I'm missing something somewhere though.

I'm missing something somewhere though.

To be clear, i checked both the scheduler instance (saatchi) and the worker involved (worker01.euwest.azure) already yesterday.
They both have the right version of swh-scheduler and swh-indexer.

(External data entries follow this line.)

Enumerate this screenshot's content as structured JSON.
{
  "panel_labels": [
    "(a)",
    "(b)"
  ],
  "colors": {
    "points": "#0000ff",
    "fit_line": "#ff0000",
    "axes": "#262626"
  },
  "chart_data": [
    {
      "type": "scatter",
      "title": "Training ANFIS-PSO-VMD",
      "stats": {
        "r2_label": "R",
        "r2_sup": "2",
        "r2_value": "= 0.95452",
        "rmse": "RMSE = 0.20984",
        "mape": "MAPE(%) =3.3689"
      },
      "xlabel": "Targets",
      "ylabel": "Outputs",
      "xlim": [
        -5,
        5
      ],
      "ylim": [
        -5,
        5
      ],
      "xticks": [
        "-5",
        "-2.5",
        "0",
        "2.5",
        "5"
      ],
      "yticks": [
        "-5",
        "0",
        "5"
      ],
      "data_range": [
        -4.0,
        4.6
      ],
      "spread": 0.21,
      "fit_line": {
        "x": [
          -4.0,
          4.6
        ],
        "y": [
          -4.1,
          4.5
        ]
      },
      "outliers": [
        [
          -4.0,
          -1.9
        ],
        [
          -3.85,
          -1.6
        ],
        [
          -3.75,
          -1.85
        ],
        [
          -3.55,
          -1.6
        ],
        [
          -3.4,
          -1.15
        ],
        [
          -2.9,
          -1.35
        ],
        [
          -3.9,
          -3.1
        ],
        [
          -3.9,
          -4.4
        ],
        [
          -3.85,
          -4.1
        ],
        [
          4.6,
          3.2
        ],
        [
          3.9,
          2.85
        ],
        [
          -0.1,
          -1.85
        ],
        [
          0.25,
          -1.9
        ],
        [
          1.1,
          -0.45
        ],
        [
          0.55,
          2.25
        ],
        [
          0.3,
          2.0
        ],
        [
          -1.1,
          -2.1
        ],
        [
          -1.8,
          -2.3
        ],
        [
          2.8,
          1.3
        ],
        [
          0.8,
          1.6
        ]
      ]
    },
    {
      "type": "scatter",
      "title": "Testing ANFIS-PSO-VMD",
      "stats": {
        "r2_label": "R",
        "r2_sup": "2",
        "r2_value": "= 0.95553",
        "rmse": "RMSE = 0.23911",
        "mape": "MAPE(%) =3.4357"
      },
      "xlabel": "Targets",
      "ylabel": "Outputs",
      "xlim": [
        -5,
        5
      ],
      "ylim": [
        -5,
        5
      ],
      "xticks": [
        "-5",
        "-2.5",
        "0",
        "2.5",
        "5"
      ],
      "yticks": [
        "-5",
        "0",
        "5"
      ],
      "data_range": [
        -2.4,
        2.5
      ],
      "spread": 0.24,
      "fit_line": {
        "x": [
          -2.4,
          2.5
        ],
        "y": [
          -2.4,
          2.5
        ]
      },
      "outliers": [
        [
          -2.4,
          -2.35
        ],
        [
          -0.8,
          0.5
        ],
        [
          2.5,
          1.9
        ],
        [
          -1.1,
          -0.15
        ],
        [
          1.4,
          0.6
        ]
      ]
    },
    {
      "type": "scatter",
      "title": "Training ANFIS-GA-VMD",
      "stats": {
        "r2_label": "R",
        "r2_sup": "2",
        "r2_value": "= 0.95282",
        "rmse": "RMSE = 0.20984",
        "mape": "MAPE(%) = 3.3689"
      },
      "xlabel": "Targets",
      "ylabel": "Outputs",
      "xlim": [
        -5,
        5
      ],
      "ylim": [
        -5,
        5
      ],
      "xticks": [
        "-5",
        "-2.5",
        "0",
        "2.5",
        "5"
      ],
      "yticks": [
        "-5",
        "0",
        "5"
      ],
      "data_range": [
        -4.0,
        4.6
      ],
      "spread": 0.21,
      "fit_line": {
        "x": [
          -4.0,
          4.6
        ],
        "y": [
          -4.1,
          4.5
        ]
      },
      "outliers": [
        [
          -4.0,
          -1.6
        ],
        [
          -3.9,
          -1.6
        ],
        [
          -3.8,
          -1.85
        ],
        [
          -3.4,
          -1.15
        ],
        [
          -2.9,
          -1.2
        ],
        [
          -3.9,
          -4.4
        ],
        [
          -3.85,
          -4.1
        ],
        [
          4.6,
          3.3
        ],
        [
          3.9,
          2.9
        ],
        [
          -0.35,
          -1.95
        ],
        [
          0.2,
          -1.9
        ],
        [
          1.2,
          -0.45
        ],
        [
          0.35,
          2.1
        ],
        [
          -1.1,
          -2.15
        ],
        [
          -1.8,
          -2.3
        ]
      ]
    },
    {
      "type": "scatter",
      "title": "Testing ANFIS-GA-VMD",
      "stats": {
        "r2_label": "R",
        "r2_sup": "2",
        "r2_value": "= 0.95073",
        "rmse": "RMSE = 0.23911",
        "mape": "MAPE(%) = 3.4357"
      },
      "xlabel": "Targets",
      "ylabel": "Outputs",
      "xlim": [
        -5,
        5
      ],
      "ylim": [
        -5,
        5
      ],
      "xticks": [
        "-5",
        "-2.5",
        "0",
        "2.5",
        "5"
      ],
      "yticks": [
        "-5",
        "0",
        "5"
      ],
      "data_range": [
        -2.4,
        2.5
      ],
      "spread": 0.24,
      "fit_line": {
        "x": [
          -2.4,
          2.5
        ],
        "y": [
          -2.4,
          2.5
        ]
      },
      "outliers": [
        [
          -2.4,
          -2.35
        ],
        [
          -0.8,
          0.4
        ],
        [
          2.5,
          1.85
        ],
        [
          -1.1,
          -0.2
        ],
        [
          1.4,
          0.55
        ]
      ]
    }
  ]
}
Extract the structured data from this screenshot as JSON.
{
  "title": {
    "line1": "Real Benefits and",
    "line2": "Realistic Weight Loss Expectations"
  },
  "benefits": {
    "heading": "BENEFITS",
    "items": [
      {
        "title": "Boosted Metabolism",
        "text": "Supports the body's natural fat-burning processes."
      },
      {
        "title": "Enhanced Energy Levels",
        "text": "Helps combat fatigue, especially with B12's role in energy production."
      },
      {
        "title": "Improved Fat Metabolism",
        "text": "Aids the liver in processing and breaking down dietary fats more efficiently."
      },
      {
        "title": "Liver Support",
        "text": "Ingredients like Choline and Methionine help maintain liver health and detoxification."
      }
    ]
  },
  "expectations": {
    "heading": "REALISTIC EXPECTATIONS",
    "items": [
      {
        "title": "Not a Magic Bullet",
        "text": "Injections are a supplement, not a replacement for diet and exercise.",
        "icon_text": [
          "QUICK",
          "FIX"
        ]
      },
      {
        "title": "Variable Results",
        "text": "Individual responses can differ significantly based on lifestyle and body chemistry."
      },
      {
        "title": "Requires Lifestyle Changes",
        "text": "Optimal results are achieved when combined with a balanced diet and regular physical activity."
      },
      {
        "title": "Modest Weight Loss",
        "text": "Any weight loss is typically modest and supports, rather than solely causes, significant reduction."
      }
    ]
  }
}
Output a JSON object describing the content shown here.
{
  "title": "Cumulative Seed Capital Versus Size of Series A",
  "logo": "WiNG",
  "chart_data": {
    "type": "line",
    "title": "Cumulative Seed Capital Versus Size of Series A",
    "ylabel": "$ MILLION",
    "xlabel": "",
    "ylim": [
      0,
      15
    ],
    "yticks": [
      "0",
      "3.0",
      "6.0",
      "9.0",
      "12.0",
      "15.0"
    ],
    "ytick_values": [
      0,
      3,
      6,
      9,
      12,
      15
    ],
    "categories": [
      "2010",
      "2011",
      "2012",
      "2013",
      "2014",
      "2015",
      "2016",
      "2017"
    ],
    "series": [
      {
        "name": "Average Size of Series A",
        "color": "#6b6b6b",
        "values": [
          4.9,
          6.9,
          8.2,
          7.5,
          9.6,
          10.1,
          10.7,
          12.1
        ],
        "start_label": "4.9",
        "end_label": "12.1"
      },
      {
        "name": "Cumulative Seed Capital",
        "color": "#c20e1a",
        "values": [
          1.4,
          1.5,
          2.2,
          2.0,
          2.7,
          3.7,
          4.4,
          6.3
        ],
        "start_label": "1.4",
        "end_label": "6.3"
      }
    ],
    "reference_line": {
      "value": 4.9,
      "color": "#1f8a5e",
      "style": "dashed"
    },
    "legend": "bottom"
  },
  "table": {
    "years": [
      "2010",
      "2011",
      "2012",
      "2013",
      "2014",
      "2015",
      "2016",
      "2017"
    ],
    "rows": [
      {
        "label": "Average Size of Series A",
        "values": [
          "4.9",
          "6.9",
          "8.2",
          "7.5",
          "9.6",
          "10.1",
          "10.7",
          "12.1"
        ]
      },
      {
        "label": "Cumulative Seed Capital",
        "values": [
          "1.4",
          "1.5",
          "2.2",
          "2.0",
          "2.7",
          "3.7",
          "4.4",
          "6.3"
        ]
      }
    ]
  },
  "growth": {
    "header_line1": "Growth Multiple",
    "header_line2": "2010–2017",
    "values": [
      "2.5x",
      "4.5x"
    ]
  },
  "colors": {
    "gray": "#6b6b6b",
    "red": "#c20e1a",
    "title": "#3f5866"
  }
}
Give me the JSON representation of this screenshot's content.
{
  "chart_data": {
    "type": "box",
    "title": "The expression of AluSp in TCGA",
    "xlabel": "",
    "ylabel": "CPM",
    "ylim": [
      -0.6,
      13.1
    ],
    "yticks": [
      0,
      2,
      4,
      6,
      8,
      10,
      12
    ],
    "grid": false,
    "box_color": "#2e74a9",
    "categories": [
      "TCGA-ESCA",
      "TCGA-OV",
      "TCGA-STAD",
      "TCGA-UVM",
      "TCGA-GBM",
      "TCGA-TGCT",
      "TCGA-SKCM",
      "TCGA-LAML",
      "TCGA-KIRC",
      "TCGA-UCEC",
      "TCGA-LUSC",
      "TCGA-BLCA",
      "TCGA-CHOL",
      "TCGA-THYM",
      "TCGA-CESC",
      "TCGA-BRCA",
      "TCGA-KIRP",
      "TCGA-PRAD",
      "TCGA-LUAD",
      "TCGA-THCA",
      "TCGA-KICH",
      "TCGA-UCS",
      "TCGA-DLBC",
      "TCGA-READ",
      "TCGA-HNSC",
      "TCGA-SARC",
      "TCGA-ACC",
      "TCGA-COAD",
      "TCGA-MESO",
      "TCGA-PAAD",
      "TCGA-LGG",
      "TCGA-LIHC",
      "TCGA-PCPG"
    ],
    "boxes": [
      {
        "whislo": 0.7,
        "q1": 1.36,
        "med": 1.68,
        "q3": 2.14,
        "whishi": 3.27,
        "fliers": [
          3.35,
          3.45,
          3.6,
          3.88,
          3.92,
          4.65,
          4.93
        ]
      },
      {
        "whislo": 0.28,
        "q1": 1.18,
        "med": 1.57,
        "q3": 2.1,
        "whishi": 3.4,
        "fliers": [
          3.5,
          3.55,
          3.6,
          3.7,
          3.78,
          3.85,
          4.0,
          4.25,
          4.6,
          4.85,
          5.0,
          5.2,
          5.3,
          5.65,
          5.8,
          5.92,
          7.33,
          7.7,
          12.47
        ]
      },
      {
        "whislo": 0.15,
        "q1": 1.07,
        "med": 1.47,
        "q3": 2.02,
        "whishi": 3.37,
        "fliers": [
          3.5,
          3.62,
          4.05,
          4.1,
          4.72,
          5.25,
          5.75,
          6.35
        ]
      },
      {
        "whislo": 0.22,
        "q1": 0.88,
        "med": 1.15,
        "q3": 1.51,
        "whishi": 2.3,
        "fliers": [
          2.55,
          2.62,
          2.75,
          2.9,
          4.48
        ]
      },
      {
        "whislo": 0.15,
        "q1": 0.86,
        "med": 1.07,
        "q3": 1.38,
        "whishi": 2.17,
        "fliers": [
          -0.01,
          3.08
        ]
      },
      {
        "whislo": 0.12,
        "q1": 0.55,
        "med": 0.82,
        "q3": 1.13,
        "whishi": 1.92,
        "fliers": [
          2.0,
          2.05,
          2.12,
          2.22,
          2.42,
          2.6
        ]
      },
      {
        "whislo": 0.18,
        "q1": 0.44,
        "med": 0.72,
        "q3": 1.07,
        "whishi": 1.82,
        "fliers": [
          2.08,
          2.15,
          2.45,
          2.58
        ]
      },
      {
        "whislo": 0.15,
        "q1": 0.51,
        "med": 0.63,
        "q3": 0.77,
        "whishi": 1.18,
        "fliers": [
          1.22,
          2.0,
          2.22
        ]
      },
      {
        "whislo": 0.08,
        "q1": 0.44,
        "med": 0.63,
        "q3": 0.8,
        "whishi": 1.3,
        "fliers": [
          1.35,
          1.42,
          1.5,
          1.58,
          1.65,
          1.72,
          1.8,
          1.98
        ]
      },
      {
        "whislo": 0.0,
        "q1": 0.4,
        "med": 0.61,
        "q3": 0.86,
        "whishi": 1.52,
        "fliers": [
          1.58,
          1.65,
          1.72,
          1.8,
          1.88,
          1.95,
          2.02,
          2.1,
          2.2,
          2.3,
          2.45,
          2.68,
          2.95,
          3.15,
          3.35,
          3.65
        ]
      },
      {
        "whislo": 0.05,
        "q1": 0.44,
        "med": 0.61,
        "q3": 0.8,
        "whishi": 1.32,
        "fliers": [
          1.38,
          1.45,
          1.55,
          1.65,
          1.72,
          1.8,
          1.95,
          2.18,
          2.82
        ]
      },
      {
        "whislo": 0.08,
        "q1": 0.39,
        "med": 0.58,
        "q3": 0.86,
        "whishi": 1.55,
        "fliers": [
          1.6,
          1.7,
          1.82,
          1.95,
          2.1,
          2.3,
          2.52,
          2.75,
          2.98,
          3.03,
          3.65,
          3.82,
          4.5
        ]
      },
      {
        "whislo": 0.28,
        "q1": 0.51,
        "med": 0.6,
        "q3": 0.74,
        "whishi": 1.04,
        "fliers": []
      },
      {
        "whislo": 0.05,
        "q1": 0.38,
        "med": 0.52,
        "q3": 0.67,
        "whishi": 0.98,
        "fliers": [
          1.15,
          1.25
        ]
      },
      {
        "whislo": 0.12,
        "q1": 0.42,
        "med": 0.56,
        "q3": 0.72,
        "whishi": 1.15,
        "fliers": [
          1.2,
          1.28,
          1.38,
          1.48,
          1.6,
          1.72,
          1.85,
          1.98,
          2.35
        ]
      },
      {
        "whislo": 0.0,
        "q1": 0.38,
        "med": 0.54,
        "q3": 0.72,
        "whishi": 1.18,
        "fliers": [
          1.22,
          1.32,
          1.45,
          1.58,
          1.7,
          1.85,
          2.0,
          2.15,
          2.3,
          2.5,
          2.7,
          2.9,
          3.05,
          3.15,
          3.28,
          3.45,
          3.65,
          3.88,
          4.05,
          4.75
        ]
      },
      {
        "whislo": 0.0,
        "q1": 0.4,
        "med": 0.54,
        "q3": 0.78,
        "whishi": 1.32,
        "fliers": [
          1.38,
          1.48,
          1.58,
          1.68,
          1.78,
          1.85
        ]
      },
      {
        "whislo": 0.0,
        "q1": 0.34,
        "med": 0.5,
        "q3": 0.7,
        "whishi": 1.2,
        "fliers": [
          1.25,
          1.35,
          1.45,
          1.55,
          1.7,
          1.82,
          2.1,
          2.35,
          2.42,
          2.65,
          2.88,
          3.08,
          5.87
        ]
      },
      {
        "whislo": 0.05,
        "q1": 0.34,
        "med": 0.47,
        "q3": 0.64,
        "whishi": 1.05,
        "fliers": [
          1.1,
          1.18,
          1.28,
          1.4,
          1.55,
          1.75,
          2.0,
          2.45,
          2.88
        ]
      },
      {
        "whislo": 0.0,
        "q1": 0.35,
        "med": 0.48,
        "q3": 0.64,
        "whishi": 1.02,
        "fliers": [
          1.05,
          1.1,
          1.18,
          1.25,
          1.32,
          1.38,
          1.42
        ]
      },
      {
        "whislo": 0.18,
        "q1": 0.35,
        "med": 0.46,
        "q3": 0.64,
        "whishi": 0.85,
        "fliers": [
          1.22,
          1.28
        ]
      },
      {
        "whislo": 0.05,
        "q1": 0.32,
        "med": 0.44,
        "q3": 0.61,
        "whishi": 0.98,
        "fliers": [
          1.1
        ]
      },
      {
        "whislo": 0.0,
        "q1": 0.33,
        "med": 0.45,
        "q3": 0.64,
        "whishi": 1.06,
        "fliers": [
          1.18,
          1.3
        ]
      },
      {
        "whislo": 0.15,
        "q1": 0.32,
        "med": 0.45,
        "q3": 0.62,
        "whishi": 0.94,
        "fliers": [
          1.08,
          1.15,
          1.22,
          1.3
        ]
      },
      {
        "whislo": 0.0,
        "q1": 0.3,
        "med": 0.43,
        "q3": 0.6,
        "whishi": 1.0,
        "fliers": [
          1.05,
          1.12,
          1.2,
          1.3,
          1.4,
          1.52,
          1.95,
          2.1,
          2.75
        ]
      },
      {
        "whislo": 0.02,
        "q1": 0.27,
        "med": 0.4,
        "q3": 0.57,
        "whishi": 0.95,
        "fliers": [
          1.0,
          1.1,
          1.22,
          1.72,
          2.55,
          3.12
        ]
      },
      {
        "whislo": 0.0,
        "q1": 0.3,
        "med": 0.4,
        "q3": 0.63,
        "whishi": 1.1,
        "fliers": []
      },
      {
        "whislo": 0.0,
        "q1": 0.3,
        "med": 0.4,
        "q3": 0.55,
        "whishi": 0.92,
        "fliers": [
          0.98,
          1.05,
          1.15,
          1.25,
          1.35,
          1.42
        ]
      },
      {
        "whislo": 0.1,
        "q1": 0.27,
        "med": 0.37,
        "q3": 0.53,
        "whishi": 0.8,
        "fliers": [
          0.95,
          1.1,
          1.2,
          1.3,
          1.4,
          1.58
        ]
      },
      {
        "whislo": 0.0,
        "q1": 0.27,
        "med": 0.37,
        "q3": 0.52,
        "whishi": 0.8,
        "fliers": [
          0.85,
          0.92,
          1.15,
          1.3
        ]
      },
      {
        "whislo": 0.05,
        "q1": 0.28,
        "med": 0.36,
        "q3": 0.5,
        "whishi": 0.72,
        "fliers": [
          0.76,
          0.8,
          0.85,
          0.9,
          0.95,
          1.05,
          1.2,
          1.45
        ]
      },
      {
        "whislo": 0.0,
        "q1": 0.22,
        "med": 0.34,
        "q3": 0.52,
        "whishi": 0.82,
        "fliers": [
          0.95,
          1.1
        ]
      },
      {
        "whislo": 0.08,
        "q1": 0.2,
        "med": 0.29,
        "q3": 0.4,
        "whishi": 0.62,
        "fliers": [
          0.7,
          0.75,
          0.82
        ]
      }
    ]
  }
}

$ ardumont@saatchi:~% dpkg -l python3-swh.indexer | grep python3-swh
ii  python3-swh.indexer 0.0.54-1~bpo9~swh+1 all          Software Heritage Content Indexer
$ ardumont@saatchi:~% python3
Python 3.5.3 (default, Sep 27 2018, 17:25:39)
[GCC 6.3.0 20170516] on linux
Type "help", "copyright", "credits" or "license" for more information.
>>> from swh.scheduler.celery_backend import config; config.app.conf.get('CELERY_RESULT_SERIALIZER')
'msgpack'
>>> import celery; celery.__version__
'3.1.23'

And the worker involved:

ardumont@worker01:~% dpkg -l python3-swh.indexer | grep python3-swh
ii  python3-swh.indexer 0.0.54-1~bpo9~swh+1 all          Software Heritage Content Indexer
ardumont@worker01:~% python3
Python 3.5.3 (default, Sep 27 2018, 17:25:39)
[GCC 6.3.0 20170516] on linux
Type "help", "copyright", "credits" or "license" for more information.
>>> from swh.scheduler.celery_backend import config; config.app.conf.get('CELERY_RESULT_SERIALIZER')
'msgpack'
>>> # ~> that draws the right dependency
>>> import celery; celery.__version__
'3.1.23'

The hole in reasoning might be Celery which remained at 3.1.23.
Indeed i did not specify any celery version bump.
I'm unclear on whether the runtime needs that later version or not.
So far i thought we needed that for the indexer tests...
That'd be the next point to check this morning.

Cheers,

Alternatively, you can wait for me to fix T1290 (I'll do it this morning). My plan is to remove the need for result serialization.